Ein Forschungsteam der Tulane University in den Vereinigten Staaten gab kürzlich die neuesten Ergebnisse bekannt und enthüllte zum ersten Mal auf atomarer Ebene die zugrunde liegenden Gründe, warum Gold extrem resistent gegen Oxidation ist und nicht so leicht seinen Glanz verliert. Untersuchungen zeigen, dass sich einige Atome auf der Goldoberfläche bei Kontakt mit Sauerstoff spontan neu anordnen und eine Struktur ähnlich einem „unsichtbaren Schild“ bilden, der die chemische Reaktion zwischen Sauerstoffmolekülen und Gold erheblich behindert.

Lange Zeit wurde allgemein angenommen, dass Gold seine Farbe nicht leicht ändern kann, hauptsächlich weil die Wechselwirkung zwischen Goldatomen und Sauerstoff schwach ist. Matthew Montemore, außerordentlicher Professor für Chemieingenieurwesen an der Tulane University, weist darauf hin, dass diese traditionelle Erklärung unvollständig ist. Ihre Forschung ergab, dass auf den beiden häufigsten Goldoberflächenstrukturen Oberflächenatome umstrukturiert und in eine stabilere Anordnung gebracht werden, wodurch die Widerstandsfähigkeit von Gold gegenüber Oxidationsreaktionen erheblich erhöht wird.
Montemore und Co-Autor Santu Biswas, ein Postdoktorand in der Abteilung für Chemie- und Biomolekulartechnik, nutzten Computersimulationen, um den Prozess, durch den Sauerstoffmoleküle mit zwei gemeinsamen Goldoberflächen in Kontakt kommen, detailliert zu modellieren. Die Ergebnisse zeigen, dass Sauerstoffmoleküle eher gespalten werden und mit dem Gold reagieren, wenn die Atome auf der Goldoberfläche nicht neu angeordnet bleiben. Sobald die Oberfläche neu strukturiert ist, verringert sich die Reaktionsgeschwindigkeit zwischen Gold und Sauerstoff um etwa das Milliarde bis Billionenfache, was der Bildung einer Barriere gleichkommt, die die Oxidation auf atomarer Ebene nahezu blockiert.
Diese Arbeit liefert eine neue physikalische und chemische Erklärung für das langfristige Anlaufen von Gold und erklärt weiter, warum Goldschmuck und andere Goldprodukte über lange Zeiträume, sogar Hunderte von Jahren, ein stabiles Aussehen behalten können. Gleichzeitig hat dieser Mechanismus auch wichtige Implikationen für die Katalysewissenschaft. Derzeit werden Katalysatoren auf Goldbasis in einigen industriellen Oxidationsreaktionen verwendet, aber die „angeborene Resistenz“ von Gold gegenüber der Spaltung von Sauerstoffmolekülen schränkt seine Reaktivität in der chemischen Produktion und bei Energieanwendungen in gewissem Maße ein.

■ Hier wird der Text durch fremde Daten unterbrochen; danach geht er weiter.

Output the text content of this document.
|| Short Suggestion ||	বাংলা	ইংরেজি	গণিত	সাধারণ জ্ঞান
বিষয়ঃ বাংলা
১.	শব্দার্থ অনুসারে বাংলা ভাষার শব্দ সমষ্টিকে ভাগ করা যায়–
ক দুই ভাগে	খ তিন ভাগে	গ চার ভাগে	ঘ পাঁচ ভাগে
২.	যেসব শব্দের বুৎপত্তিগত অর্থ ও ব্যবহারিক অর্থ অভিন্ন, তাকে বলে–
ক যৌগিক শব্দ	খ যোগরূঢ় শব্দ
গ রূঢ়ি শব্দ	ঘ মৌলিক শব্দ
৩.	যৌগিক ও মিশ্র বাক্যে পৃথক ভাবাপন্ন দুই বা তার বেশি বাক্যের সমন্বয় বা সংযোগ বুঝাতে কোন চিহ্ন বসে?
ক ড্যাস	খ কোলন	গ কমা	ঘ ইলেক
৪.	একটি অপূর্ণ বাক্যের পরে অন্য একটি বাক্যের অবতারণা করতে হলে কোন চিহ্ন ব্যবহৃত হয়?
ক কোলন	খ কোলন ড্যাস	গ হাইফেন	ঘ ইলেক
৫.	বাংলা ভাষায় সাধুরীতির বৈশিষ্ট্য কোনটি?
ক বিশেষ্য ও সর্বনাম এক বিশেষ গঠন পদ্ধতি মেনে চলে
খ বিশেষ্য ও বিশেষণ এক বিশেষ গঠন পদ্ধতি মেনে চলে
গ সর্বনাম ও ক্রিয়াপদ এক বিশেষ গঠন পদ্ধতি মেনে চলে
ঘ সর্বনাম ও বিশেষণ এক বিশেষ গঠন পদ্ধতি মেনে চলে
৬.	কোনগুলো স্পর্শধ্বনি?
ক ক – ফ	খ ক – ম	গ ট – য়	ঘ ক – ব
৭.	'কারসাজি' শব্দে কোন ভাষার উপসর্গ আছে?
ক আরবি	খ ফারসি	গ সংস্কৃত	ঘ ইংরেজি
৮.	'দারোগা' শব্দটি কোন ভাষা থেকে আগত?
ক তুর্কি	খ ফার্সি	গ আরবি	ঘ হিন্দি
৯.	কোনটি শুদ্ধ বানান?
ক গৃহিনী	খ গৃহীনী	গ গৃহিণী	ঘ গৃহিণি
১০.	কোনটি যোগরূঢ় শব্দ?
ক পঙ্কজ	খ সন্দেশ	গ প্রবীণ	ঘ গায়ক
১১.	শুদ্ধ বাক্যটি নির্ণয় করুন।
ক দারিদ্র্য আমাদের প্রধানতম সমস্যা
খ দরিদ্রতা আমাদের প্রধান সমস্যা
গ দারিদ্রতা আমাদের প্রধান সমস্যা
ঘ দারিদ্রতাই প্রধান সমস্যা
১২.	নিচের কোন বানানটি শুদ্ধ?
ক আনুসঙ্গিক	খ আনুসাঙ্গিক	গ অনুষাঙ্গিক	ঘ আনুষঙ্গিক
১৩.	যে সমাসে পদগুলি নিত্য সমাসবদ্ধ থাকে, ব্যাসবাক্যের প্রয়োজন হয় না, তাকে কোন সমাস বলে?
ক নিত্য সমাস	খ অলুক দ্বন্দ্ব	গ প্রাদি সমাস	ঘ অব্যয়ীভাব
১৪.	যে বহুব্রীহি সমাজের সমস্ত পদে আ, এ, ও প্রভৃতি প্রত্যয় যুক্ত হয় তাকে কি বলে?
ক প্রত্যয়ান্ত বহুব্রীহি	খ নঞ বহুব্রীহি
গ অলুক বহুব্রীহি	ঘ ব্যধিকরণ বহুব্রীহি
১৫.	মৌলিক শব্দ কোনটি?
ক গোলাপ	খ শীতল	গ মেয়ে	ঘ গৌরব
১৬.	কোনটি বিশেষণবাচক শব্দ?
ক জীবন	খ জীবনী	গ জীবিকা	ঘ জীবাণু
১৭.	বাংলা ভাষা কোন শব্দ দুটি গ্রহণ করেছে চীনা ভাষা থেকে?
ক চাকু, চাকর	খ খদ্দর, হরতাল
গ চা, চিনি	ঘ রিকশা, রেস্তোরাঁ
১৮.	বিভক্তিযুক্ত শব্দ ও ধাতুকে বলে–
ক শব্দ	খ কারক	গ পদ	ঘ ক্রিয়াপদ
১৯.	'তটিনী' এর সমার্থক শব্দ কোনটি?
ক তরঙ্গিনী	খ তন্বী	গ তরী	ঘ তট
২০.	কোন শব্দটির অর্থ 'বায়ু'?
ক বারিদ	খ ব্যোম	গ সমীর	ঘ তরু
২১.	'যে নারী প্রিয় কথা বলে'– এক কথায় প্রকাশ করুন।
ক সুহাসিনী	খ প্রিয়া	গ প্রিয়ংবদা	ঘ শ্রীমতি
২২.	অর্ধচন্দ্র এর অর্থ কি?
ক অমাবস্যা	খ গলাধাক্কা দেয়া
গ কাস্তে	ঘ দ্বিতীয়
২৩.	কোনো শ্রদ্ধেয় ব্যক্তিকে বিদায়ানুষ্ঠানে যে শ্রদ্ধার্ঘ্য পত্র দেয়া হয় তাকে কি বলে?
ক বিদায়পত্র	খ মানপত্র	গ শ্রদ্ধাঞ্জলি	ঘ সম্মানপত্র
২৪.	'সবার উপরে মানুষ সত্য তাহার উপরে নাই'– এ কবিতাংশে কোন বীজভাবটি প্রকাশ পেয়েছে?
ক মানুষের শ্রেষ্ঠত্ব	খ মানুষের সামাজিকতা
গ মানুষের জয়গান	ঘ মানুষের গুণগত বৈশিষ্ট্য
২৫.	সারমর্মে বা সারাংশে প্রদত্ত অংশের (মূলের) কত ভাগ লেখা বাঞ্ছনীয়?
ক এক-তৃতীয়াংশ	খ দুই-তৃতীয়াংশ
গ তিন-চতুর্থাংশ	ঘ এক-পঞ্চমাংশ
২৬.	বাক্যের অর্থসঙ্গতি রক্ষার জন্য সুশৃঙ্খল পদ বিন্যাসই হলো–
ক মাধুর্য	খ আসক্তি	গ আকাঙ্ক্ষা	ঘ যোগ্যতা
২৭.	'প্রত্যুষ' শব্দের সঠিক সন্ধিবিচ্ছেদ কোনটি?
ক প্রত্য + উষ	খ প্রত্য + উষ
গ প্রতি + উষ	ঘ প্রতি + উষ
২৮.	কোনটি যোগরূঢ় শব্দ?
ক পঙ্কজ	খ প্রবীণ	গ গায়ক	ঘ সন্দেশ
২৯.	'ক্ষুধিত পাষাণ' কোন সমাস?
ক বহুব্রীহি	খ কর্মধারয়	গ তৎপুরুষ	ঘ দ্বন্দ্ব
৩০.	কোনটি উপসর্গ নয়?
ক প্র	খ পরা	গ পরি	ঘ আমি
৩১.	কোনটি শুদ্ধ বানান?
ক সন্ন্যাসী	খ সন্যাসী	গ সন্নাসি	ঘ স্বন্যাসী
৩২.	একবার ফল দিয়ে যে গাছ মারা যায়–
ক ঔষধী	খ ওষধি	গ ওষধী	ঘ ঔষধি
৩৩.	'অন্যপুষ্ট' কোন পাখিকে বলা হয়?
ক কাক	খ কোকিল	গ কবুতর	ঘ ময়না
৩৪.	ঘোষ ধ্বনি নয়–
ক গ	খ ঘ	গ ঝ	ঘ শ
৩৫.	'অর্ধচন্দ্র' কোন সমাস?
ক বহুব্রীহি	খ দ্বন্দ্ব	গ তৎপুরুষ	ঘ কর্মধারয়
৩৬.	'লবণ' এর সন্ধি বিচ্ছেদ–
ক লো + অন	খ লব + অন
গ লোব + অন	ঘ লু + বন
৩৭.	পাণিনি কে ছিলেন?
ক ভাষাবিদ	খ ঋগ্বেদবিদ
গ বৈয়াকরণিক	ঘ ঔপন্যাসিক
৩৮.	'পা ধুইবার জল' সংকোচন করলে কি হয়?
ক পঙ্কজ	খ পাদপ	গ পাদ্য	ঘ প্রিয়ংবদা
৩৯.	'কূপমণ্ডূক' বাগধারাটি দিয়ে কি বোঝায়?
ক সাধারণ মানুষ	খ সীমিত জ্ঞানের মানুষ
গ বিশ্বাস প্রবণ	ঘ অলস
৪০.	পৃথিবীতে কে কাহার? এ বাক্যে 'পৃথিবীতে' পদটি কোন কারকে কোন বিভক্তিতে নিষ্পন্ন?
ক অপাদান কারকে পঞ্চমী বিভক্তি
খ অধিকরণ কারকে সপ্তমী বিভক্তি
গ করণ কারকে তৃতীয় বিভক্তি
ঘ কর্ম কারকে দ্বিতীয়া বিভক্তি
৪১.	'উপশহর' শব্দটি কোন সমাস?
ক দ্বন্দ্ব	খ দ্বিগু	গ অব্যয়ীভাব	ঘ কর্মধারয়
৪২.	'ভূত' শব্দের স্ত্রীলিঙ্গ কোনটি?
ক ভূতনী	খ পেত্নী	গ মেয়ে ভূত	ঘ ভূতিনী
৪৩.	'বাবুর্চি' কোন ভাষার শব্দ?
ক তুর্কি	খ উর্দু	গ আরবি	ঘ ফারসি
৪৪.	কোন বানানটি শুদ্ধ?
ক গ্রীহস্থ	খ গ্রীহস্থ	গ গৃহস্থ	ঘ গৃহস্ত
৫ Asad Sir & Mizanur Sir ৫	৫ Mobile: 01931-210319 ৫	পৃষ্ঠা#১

Katalytische Systeme, die eine Kombination aus Gold und Palladium verwenden, wurden bei der Herstellung chemischer Produkte wie Vinylacetat eingesetzt. Goldkatalysatoren wurden auch für den Einsatz in Bereichen wie der Entfernung von Kohlenmonoxid aus Autoabgasen und der Herstellung von Propylenoxid untersucht. Montemore sagte, wenn Gold auf eine Weise „ausgetrickst“ werden könnte, die die Spaltung von Sauerstoffmolekülen erleichtert, könnte Gold zu einem effizienten katalytischen Material für eine Vielzahl wichtiger industrieller Reaktionen werden. Die in dieser Studie vorgeschlagene neue Idee besteht darin, die Oberflächengeometrie grundlegend zu ändern, um die Reaktivität zu verbessern, indem die atomare Rekonstruktion der Goldoberfläche verhindert oder umgekehrt wird.
In der Vergangenheit konzentrierten sich Bemühungen zur Verbesserung der katalytischen Leistung von Gold darauf, es mit anderen Metallen zu legieren oder nanoskalige Goldpartikel auf Oxidträgern zu tragen. Die neuesten Ergebnisse deuten darauf hin, dass die direkte Gestaltung der geometrischen Struktur der Goldoberfläche und die Kontrolle ihres atomaren Anordnungsmusters ein weiterer effektiver Weg zur Verbesserung der Reaktivität von Gold sein könnte. Das entsprechende Papier trägt den Titel „Role of Reconstruction in the Inertness of Gold to Oxygen“ und wurde in Physical Review Letters veröffentlicht.